Romans Road Week 3 - "Sin Boldly"


Today we are concluding the three-part sermon series drawn from Paul's letter to the Romans, entitled "The Romans Road" 

This series is a brief exploration into the themes of Paul's letter to the church in Rome and is designed to help us understand more fully that the road to redemption is paved with the grace that comes to us through the gifts of faith and the radical love of Jesus. 

So today, we will explore how being united with Jesus brings the kind of transformation that can bring us new life---the kind that we long to live. 

Let me share something amazing with you.  This is probably the greatest theological declaration of all time: 

"Love God, and Sin Boldly." - Martin Luther

Come on!  You know, that's just plain awesome.  It was something that Martin Luther said to his protege in a letter where he was talking about the grace of God, as revealed in Paul's letter to the Romans. 

Kind of makes you wish you were Lutheran...

Maybe not, is what all of the ex-Lutherans might be saying at this point. 

This quote has been widely debated, deconstructed, and re-framed by Lutherans and good Reformed folks for a very long time.  I did the research, there has been a lot of ink spilled over this thing.  

That quote comes directly from the passage we're about to read.  

A lot of Lutheran defenders of Luther basically say, "He was joking with his friend." 

They say this because that quote and the passage of Scripture that it comes from have led to what became known as Antinomianism in Christianity---which is essentially the rejection of the Law (the Torah from the Hebrew Scriptures) in favor of a freer approach led by the teachings of Jesus, and others. 

According to the higher-ups in the Church at the time, this was a slippery slope because you didn't want to have a freer approach to grace and transformation.  You need to be holy, man.  

And so began the Church's long and arduous trek through legalism, works righteousness, and the like.  Martin Luther pushed back against many of those things within the Catholic Church.  He had his own issues, mind you.  Lutheranism wasn't exactly a free-for-all.  

Still, a part of him kind of got this.  

There's a difference between Behavior Modification and Transformation.  

Far too much of Christianity is formed around the former and not the latter. 
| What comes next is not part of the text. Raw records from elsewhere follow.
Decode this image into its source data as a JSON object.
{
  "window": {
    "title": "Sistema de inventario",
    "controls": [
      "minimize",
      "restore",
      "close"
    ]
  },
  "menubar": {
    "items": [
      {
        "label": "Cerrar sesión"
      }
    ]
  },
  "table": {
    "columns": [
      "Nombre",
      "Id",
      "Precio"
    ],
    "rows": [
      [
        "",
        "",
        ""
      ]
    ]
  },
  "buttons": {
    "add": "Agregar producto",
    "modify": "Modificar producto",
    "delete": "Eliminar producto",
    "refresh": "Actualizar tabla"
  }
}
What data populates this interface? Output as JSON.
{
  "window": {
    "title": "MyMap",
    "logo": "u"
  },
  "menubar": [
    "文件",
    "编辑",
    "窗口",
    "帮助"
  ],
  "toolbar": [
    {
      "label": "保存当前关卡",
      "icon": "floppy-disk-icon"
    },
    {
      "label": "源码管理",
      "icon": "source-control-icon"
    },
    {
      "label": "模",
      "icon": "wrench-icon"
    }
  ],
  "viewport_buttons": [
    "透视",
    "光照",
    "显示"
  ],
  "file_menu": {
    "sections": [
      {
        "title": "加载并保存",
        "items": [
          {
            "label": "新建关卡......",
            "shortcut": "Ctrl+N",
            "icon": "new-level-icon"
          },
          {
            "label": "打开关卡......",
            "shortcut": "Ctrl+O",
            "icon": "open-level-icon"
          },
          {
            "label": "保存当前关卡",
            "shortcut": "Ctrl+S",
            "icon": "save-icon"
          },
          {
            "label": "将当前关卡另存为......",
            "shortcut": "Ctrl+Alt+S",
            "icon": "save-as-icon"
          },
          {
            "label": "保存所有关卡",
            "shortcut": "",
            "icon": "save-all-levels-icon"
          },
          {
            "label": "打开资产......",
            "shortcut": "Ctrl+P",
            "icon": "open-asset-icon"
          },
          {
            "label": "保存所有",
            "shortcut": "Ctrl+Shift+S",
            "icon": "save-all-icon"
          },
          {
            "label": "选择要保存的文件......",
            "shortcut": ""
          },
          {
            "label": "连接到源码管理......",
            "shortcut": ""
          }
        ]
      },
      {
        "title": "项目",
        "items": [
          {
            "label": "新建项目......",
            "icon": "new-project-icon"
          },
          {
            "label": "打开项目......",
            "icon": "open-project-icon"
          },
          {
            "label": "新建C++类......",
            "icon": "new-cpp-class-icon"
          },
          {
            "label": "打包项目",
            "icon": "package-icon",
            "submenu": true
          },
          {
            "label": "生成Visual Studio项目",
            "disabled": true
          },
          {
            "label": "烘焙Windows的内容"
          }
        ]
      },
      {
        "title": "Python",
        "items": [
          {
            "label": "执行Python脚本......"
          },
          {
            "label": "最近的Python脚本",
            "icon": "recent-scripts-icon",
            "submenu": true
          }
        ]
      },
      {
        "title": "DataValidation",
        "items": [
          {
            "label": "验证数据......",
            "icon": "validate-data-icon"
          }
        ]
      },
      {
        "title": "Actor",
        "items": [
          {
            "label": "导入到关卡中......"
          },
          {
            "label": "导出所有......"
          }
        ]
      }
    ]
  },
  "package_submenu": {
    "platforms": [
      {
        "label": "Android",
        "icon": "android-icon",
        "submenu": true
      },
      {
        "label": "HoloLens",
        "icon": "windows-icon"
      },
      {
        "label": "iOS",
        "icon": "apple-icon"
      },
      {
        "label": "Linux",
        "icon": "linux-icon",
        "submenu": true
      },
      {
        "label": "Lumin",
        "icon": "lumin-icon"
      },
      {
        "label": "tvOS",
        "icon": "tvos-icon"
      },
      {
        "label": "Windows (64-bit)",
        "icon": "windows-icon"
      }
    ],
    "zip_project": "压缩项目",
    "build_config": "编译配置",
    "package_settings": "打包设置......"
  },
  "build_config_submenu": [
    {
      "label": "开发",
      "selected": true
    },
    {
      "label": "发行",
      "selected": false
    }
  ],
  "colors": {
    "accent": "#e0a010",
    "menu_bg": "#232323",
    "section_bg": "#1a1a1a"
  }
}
Luther pointed out that Grace is bigger than we imagine, and telling people what to do and how to be holy isn't enough.  In fact, that can get in the way of true transformation.  

And true transformation comes to us when we realize that a life of stumbling after Jesus can lead us to discover who we really are.  It can lead us to our true selves, the selves we long to be.  
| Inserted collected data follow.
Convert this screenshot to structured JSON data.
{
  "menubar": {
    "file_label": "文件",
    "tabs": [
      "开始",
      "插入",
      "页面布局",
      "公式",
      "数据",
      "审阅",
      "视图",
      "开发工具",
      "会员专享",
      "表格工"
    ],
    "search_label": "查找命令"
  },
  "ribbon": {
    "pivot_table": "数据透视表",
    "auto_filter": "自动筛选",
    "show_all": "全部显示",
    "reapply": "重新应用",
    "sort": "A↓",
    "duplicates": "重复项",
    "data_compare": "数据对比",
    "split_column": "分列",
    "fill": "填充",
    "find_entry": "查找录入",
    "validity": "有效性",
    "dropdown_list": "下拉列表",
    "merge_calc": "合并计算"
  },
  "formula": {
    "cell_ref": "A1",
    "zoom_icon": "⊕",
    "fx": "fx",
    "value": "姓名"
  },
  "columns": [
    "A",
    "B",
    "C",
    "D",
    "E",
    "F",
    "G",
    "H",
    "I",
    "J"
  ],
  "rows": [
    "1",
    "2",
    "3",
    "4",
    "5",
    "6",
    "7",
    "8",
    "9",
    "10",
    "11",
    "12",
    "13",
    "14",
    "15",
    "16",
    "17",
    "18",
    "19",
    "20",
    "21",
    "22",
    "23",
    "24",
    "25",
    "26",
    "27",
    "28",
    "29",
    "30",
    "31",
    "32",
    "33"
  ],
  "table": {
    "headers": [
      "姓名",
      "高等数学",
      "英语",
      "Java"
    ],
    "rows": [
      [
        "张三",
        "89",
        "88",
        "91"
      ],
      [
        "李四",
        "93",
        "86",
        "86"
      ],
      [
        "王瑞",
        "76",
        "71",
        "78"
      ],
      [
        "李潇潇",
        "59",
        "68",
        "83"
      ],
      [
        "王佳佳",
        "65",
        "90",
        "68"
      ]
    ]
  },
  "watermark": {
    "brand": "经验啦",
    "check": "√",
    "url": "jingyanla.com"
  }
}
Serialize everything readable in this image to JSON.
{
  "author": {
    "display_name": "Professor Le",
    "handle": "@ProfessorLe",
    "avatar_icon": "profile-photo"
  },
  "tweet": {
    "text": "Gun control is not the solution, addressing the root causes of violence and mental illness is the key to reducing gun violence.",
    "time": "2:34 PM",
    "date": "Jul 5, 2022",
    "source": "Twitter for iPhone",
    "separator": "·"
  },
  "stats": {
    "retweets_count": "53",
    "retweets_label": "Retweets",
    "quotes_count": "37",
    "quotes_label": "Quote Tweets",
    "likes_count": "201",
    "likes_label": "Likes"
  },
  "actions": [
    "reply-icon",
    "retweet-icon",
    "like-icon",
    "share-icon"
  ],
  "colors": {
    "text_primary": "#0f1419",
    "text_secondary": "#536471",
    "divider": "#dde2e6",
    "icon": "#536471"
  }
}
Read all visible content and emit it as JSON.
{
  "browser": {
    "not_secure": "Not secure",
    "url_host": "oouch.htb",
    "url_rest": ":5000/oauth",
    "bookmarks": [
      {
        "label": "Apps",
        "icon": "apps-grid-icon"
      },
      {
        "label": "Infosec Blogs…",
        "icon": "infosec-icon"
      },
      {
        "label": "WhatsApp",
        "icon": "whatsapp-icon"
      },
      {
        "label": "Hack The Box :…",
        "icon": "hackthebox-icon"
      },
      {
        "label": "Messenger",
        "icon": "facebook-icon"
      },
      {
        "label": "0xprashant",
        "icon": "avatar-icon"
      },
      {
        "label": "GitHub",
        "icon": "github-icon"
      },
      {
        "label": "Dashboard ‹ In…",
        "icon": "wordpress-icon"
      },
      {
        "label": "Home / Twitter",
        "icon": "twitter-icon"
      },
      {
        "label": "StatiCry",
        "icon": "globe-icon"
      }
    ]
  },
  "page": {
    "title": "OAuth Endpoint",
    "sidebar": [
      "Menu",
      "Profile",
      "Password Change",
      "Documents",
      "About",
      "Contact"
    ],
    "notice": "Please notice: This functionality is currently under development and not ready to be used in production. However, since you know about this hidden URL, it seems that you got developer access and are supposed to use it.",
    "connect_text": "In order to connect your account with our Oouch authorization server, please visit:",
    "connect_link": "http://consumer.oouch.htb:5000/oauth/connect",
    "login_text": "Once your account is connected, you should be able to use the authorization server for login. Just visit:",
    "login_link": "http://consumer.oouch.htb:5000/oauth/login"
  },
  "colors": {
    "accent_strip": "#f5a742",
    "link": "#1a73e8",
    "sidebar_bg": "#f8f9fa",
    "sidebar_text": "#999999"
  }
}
This is what I want us to hang on to today: 

THE ROAD TO REDEMPTION LEADS TO A NEW WAY OF LIVING

Let's read Romans 6:1b-11

In this passage, Paul addresses the struggle between Law and Grace.  This is the existential part of the struggle between Jewish and Gentile Christians.  
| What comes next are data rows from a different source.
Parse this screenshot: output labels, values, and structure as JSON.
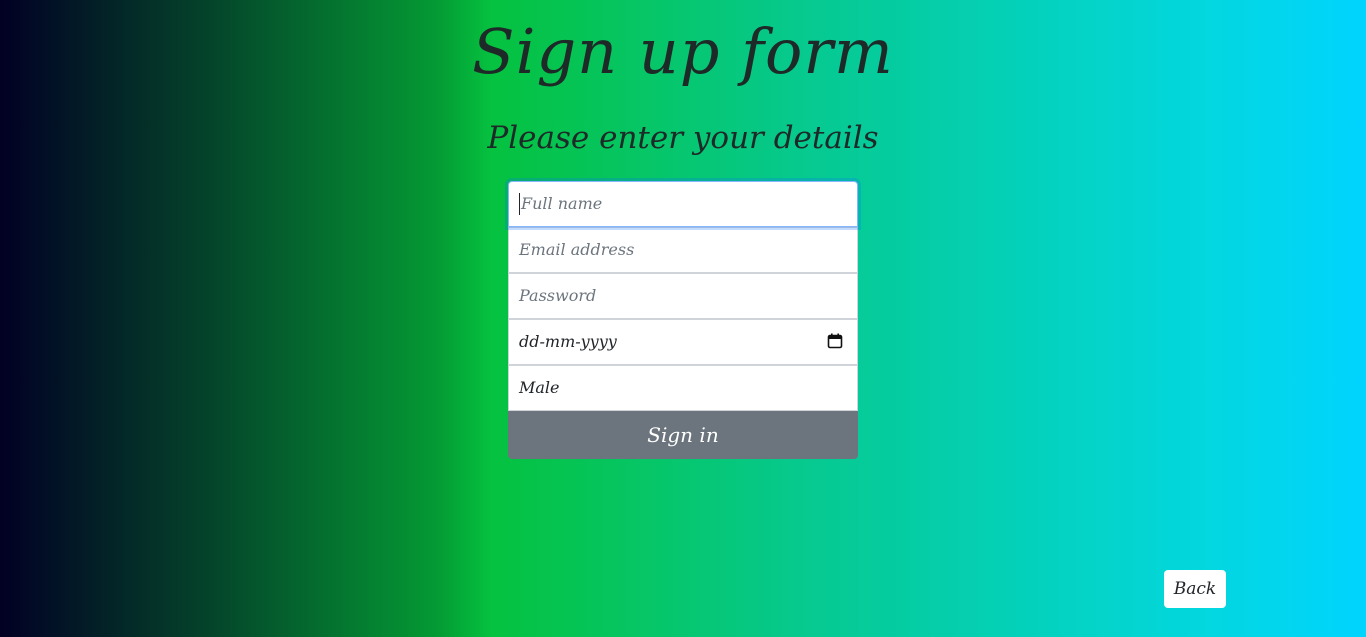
{
  "page": {
    "title": "Sign up form",
    "subtitle": "Please enter your details"
  },
  "form": {
    "full_name": {
      "placeholder": "Full name",
      "value": ""
    },
    "email": {
      "placeholder": "Email address",
      "value": ""
    },
    "password": {
      "placeholder": "Password",
      "value": ""
    },
    "date": {
      "value": "dd-mm-yyyy",
      "icon": "calendar-icon"
    },
    "gender": {
      "value": "Male"
    },
    "submit_label": "Sign in"
  },
  "back_label": "Back",
  "colors": {
    "gradient_start": "#020024",
    "gradient_mid": "#05c23f",
    "gradient_end": "#00d4ff",
    "submit_bg": "#6c757d",
    "text_dark": "#1e2a28"
  }
}
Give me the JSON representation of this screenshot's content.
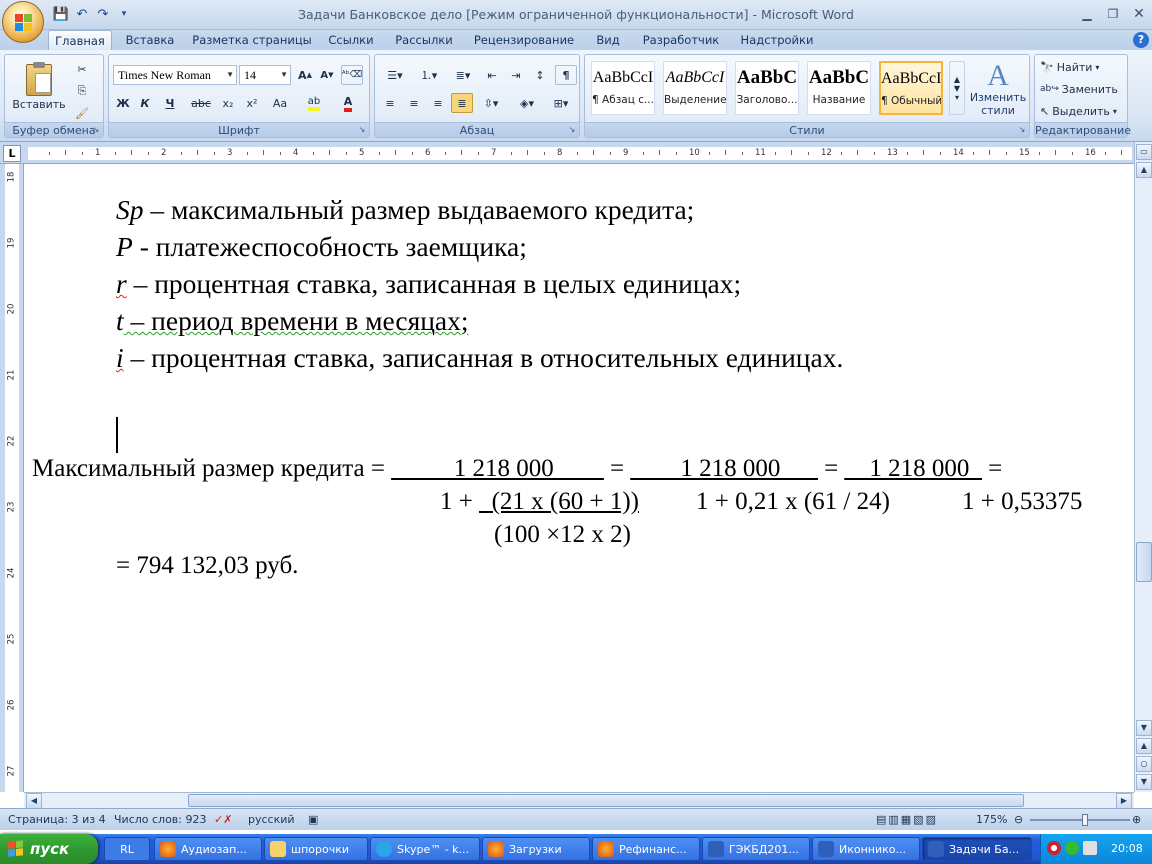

6:1b Should we continue in sin in order that grace may abound?

6:2 By no means! How can we who died to sin go on living in it?

There were some who thought--let's just sin it up so we can get grace.  

I know what you are thinking: "Those are my people."  

And there were others who thought that all of the Laws in the Torah needed to be kept--all 600+ of them. 

6:3 Do you not know that all of us who have been baptized into Christ Jesus were baptized into his death?

6:4 Therefore we have been buried with him by baptism into death, so that, just as Christ was raised from the dead by the glory of the Father, so we too might walk in newness of life.

6:5 For if we have been united with him in a death like his, we will certainly be united with him in a resurrection like his.

Paul presents something different--Unity with Christ.  There is a reason why I read this passage every time I officiate at a funeral.  Death and Resurrection. 

6:6 We know that our old self was crucified with him so that the body of sin might be destroyed, and we might no longer be enslaved to sin.

6:7 For whoever has died is freed from sin.

6:8 But if we have died with Christ, we believe that we will also live with him.

6:9 We know that Christ, being raised from the dead, will never die again; death no longer has dominion over him.

6:10 The death he died, he died to sin, once for all; but the life he lives, he lives to God.

6:11 So you also must consider yourselves dead to sin and alive to God in Christ Jesus.

Because of our union with Christ--we are set free from sin and death.  And our union with Christ is a spiritual and physical connection.  God became one of us to rescue all of us. 

Paul wanted his readers to know that the new life that comes with being united with Christ brings us a new way of living without fear or dread.  We don't have to live in bondage to fear.  We don't have to worry about what happens tomorrow.  We don't have to dread death because death is not the end. 

It wasn't the end for Jesus, and it is not the end for us. This is the lesson, the example God was making for humankind.  There is more on the other side of this. 

And Jesus shows us what God is like, what God wants, and how far God is willing to go to set us free from all of it.  

We don't need behavior modification.  We need to internalize this amazing, unbelievable hope that there is more, that we are more.  And when we do---we can be transformed.  

How do we live united with Christ?

Realization---that you are set free, the work has been done.  God doesn't keep score. 

Response--by living in the freedom of Christ--from shame, from regret.